Ту же самую идентификацию человека с объектами внешнего мира, нашу «запрограмированность»
реальностью, Дон Хуан — герой и альтер эго Карлоса Кастанеды — называл «глоссами». В «Путешествии в Икстлан», третьей из серии книг Кастанеды, посвященных его учению, подробно рассказывается о том, как южноамериканский шаман учит белого человека преодолевать «глоссы» (обусловленность реальностью) с помощью галлюциногенных растений.После того как «глоссы» растворяются в галлюцинациях, на место личности (через двери «открытого восприятия») может проникнуть духовная сила, разлитая повсюду во вселенной. Эту священную силу Дон Хуан называет тем же словом, что и индейцы Меланезии. Он называет ее «мана».
Однако Карлос Кастанеда отнюдь не является первым исследователем, который описал представления индейцев об этой магической силе.
В 1926 году английский этнограф Рафаэль Карстен писал:
«Представления об обезличенной духовной силе возможны только в обществе, в котором личность и духи предков представляют собой практически одно и то же…
Мана доступна только в случае благорасположения духов… Является ли объект обиталищем духовного существа или просто обладает обезличенной магической силой — это абсолютно незначащий вопрос, на который и сами индейцы не могут дать точный ответ. Ясно, что для них между личным и обезличенным не существует четкой разницы…» (курсив мой. — А.Д.).
«…Результатом является абсолютно непривычная для нас интерпретация индейцами личной ответственности. Мана может сосредоточиться в любом объекте, как одушевленном, так и неодушевленном. Поэтому за значимые события в жизни племени отвечают не люди, а потоки и водовороты безличной духовной силы».
Вот где кроется ответ на вопрос: зачем человеку нужно идентифицировать себя с наркотическими образами или превращать в наркотик вещи из внешнего мира. Перенос своей индивидуальности на вещи или галлюциногенные переживания приводит к утрате чувства личной ответственности за людей и события окружающей реальности.
Отвечать за состояние своего автомобиля, видимо, легче, чем отвечать за членов своей семьи. В виртуальной реальности действуют игровые законы; а игра тем и отличается от жизни, что ответственность в ней — условная. Но даже компьютер и автомобиль требуют от человека какого-то личного участия. Галлюциноген же растворяет ответственность напрямую, непосредственно, без затраты каких бы то ни было усилий.
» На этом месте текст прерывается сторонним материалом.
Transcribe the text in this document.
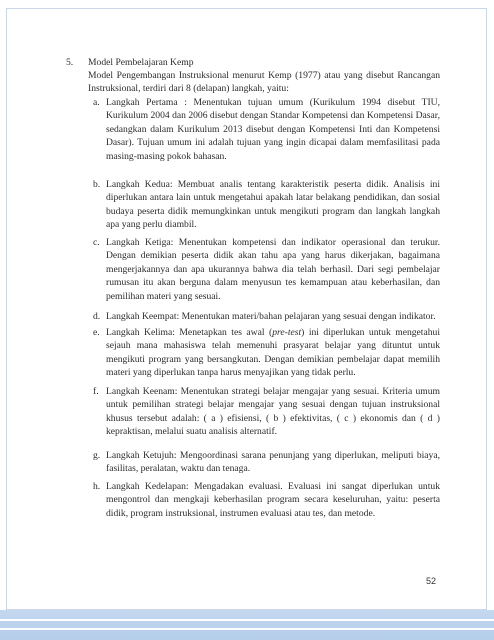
5. Model Pembelajaran Kemp
Model Pengembangan Instruksional menurut Kemp (1977) atau yang disebut Rancangan Instruksional, terdiri dari 8 (delapan) langkah, yaitu:
a. Langkah Pertama : Menentukan tujuan umum (Kurikulum 1994 disebut TIU, Kurikulum 2004 dan 2006 disebut dengan Standar Kompetensi dan Kompetensi Dasar, sedangkan dalam Kurikulum 2013 disebut dengan Kompetensi Inti dan Kompetensi Dasar). Tujuan umum ini adalah tujuan yang ingin dicapai dalam memfasilitasi pada masing-masing pokok bahasan.
b. Langkah Kedua: Membuat analis tentang karakteristik peserta didik. Analisis ini diperlukan antara lain untuk mengetahui apakah latar belakang pendidikan, dan sosial budaya peserta didik memungkinkan untuk mengikuti program dan langkah langkah apa yang perlu diambil.
c. Langkah Ketiga: Menentukan kompetensi dan indikator operasional dan terukur. Dengan demikian peserta didik akan tahu apa yang harus dikerjakan, bagaimana mengerjakannya dan apa ukurannya bahwa dia telah berhasil. Dari segi pembelajar rumusan itu akan berguna dalam menyusun tes kemampuan atau keberhasilan, dan pemilihan materi yang sesuai.
d. Langkah Keempat: Menentukan materi/bahan pelajaran yang sesuai dengan indikator.
e. Langkah Kelima: Menetapkan tes awal (pre-test) ini diperlukan untuk mengetahui sejauh mana mahasiswa telah memenuhi prasyarat belajar yang dituntut untuk mengikuti program yang bersangkutan. Dengan demikian pembelajar dapat memilih materi yang diperlukan tanpa harus menyajikan yang tidak perlu.
f. Langkah Keenam: Menentukan strategi belajar mengajar yang sesuai. Kriteria umum untuk pemilihan strategi belajar mengajar yang sesuai dengan tujuan instruksional khusus tersebut adalah: ( a ) efisiensi, ( b ) efektivitas, ( c ) ekonomis dan ( d ) kepraktisan, melalui suatu analisis alternatif.
g. Langkah Ketujuh: Mengoordinasi sarana penunjang yang diperlukan, meliputi biaya, fasilitas, peralatan, waktu dan tenaga.
h. Langkah Kedelapan: Mengadakan evaluasi. Evaluasi ini sangat diperlukan untuk mengontrol dan mengkaji keberhasilan program secara keseluruhan, yaitu: peserta didik, program instruksional, instrumen evaluasi atau tes, dan metode.
52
Жить в мире и не отвечать за него. Вот подлинное желание, от которого зависят «психонавты». Это желание сильнее страха безумия и смерти. В нем самая суть подмены метафизической потребности — зависимостью от химического вещества.
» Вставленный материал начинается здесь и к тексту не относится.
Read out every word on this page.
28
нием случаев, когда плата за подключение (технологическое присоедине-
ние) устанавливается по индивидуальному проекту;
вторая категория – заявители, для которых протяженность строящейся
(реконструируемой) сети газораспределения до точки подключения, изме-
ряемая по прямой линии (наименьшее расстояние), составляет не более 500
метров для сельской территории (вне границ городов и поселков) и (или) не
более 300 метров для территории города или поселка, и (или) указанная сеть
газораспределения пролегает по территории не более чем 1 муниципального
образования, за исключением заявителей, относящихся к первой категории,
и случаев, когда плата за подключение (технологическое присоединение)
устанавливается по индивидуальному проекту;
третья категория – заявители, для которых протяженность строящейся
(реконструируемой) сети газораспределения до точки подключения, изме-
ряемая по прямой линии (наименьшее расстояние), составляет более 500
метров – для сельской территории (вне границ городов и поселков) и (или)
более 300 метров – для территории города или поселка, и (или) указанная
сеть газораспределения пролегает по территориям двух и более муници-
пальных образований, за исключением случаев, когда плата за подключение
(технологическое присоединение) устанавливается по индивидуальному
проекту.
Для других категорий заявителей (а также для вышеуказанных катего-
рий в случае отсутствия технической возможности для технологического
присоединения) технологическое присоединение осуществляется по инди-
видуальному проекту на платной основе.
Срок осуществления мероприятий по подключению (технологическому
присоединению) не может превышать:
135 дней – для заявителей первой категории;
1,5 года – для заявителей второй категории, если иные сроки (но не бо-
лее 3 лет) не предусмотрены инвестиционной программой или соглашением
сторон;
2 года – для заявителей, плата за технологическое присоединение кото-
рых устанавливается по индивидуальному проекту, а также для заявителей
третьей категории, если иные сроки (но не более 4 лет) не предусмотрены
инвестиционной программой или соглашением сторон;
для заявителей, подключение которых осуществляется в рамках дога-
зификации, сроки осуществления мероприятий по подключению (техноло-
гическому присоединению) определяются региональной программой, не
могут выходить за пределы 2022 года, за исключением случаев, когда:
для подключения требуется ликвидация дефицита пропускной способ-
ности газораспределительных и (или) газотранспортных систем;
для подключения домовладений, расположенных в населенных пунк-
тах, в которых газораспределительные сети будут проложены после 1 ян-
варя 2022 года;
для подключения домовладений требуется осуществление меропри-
Человек может «открыть сознание», только став тотально внушаемым, утратив ответственность за окружающих и самого себя, обесценив (инфляция) «по дороге» свое «Я».
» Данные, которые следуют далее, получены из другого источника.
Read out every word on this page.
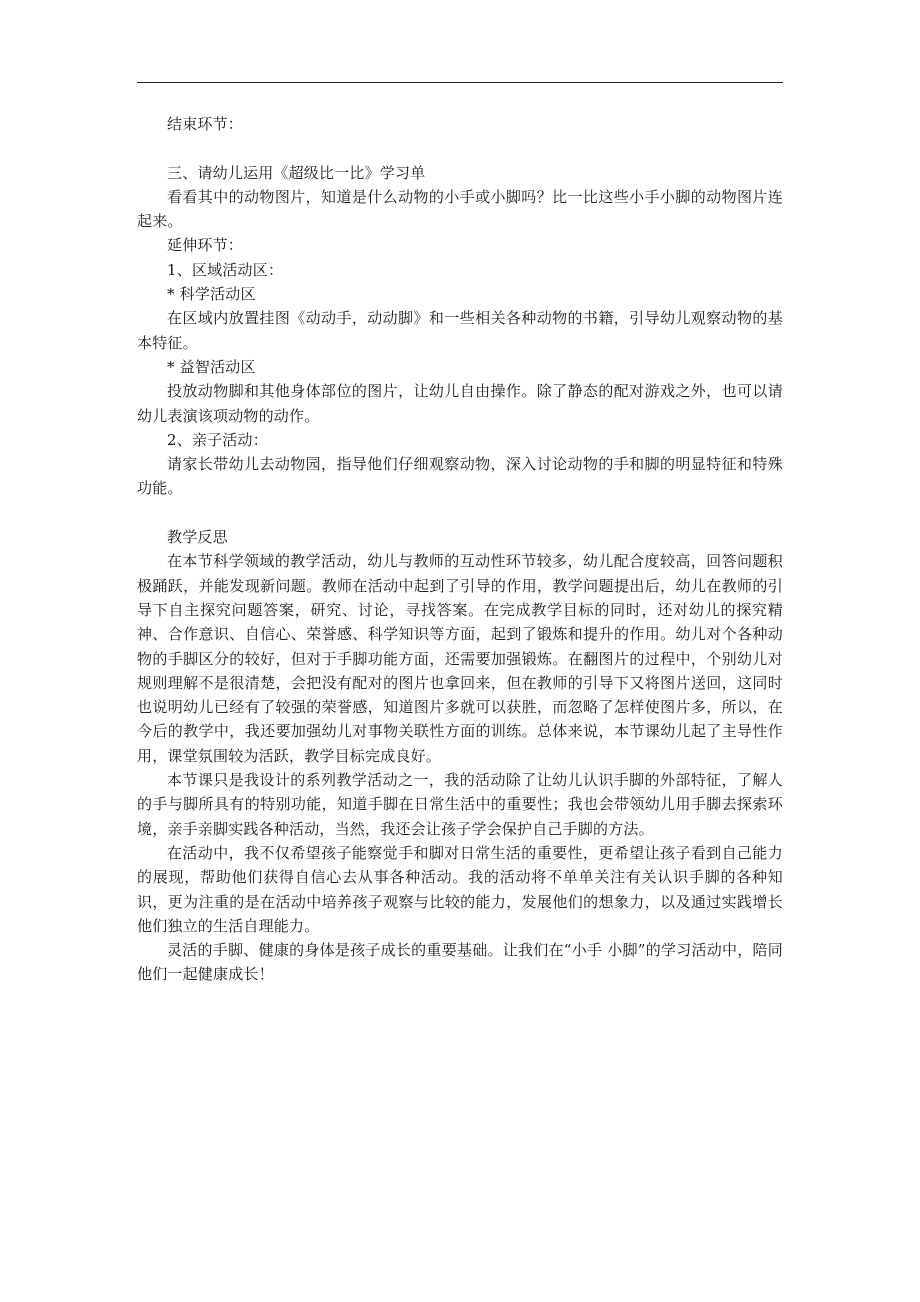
结束环节：

三、请幼儿运用《超级比一比》学习单

看看其中的动物图片，知道是什么动物的小手或小脚吗？比一比这些小手小脚的动物图片连起来。

延伸环节：

1、区域活动区：

* 科学活动区

在区域内放置挂图《动动手，动动脚》和一些相关各种动物的书籍，引导幼儿观察动物的基本特征。

* 益智活动区

投放动物脚和其他身体部位的图片，让幼儿自由操作。除了静态的配对游戏之外，也可以请幼儿表演该项动物的动作。

2、亲子活动：

请家长带幼儿去动物园，指导他们仔细观察动物，深入讨论动物的手和脚的明显特征和特殊功能。

教学反思

在本节科学领域的教学活动，幼儿与教师的互动性环节较多，幼儿配合度较高，回答问题积极踊跃，并能发现新问题。教师在活动中起到了引导的作用，教学问题提出后，幼儿在教师的引导下自主探究问题答案，研究、讨论，寻找答案。在完成教学目标的同时，还对幼儿的探究精神、合作意识、自信心、荣誉感、科学知识等方面，起到了锻炼和提升的作用。幼儿对个各种动物的手脚区分的较好，但对于手脚功能方面，还需要加强锻炼。在翻图片的过程中，个别幼儿对规则理解不是很清楚，会把没有配对的图片也拿回来，但在教师的引导下又将图片送回，这同时也说明幼儿已经有了较强的荣誉感，知道图片多就可以获胜，而忽略了怎样使图片多，所以，在今后的教学中，我还要加强幼儿对事物关联性方面的训练。总体来说，本节课幼儿起了主导性作用，课堂氛围较为活跃，教学目标完成良好。

本节课只是我设计的系列教学活动之一，我的活动除了让幼儿认识手脚的外部特征，了解人的手与脚所具有的特别功能，知道手脚在日常生活中的重要性；我也会带领幼儿用手脚去探索环境，亲手亲脚实践各种活动，当然，我还会让孩子学会保护自己手脚的方法。

在活动中，我不仅希望孩子能察觉手和脚对日常生活的重要性，更希望让孩子看到自己能力的展现，帮助他们获得自信心去从事各种活动。我的活动将不单单关注有关认识手脚的各种知识，更为注重的是在活动中培养孩子观察与比较的能力，发展他们的想象力，以及通过实践增长他们独立的生活自理能力。

灵活的手脚、健康的身体是孩子成长的重要基础。让我们在“小手 小脚”的学习活动中，陪同他们一起健康成长！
Но мы уже говорили выше обо всем этом!
Совершенно верно. Утрата ответственности — это всегда возврат в стихию язычествй. Ибо именно чувство ответственности — краеугольный камень христианского понятия свободы.
«Мы ответственны за мир. Мы — то слово, тот Логос, в котором он высказывается, и только от нас зависит — богохульствует мир или молится… Только через нас космос, как продолжение нашего тела, может воспринимать благодать».